- Also known as: Ryu☆ Seiryū (青龍) Kraken
- Born: October 1, 1979 (age 46) Fukuoka, Japan
- Genres: Happy hardcore; J-pop; trance;
- Occupations: Musician; composer; arranger;
- Years active: 2000–present
- Labels: Exit Tunes Konami

= Ryutaro Nakahara =

Ryutaro Nakahara (中原 龍太郎, Nakahara Ryūtarō) born October 1, 1979, better known by his stage name Ryu☆, is a Japanese record producer, DJ, musician and arranger. In 2000, Ryu, along with kors k won a contest started by Konami, in which composers were to make music such that the winners would get their songs in the next Beatmania IIDX installment. Ryu's entry "Starmine" and kors k's "Clione" won the contest and both songs were featured in Beatmania IIDX 4th Style.
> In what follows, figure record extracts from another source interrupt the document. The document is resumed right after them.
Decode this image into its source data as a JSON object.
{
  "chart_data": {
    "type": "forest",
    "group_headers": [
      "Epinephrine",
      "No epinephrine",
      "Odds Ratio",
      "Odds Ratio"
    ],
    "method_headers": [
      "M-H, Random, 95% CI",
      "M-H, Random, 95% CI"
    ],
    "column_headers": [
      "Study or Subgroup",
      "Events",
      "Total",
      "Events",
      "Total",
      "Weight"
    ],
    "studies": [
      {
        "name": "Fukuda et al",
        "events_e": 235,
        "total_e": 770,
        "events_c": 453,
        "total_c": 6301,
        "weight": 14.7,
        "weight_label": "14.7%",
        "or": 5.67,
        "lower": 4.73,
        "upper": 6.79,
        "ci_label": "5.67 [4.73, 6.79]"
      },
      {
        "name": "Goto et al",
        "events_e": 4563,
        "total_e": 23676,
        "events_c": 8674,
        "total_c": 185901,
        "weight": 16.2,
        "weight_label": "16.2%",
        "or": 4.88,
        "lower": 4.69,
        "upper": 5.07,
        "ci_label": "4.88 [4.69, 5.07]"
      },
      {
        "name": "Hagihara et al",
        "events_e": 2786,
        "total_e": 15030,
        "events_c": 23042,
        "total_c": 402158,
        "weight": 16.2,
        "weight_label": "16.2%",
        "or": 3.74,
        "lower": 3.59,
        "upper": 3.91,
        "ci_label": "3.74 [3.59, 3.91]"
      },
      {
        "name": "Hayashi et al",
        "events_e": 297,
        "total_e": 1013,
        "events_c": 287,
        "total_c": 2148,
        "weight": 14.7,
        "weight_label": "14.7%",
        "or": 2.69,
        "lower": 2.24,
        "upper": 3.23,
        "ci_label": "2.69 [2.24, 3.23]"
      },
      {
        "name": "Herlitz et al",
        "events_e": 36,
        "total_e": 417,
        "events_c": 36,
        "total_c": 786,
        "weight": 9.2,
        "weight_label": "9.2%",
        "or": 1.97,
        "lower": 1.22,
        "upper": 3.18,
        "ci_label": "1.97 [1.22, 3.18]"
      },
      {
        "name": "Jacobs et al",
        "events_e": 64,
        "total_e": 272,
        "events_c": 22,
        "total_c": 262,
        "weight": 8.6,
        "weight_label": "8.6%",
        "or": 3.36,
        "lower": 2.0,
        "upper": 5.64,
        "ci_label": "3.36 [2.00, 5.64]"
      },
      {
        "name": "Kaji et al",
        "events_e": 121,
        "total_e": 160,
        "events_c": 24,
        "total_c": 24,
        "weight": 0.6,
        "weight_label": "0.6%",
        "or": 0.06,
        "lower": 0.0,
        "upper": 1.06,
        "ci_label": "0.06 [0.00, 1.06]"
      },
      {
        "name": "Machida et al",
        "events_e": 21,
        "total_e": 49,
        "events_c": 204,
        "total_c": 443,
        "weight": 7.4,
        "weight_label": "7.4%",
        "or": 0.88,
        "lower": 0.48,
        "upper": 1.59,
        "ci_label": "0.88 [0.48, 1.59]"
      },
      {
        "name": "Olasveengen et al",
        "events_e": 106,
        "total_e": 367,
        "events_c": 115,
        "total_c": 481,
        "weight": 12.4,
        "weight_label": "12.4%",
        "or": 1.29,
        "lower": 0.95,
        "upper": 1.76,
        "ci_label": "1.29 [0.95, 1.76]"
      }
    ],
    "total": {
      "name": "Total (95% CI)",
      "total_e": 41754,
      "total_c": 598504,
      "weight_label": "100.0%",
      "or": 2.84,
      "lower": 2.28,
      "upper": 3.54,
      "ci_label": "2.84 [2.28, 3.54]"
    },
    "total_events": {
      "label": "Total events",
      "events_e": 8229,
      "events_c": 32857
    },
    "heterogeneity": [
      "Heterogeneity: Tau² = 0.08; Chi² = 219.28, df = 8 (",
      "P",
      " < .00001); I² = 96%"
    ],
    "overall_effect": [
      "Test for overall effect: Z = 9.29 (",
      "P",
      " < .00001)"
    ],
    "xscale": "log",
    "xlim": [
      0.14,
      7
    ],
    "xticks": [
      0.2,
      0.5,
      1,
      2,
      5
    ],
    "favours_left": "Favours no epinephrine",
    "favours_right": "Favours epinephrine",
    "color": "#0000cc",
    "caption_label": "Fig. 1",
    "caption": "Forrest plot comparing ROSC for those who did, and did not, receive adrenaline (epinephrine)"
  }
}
Ryu returned in Beatmania IIDX 9th Style with a remix of Dj taka's "Abyss", and composed more songs in 10th style onwards. Since then, Ryu has become a mainstay composer for Konami's Bemani series as well as a freelance musician. Ryu has become a part of beatnation records, which compose of Kors K, DJ Taka, L.E.D., Sōta Fujimori and DJ Yoshitaka.

He has numerous works outside of Konami as well, including "Orion" from HARDCORE TANO*C's "HARDCORE SYNDROME 2" album and remixes of "Caramelldansen" and "Caipirinha".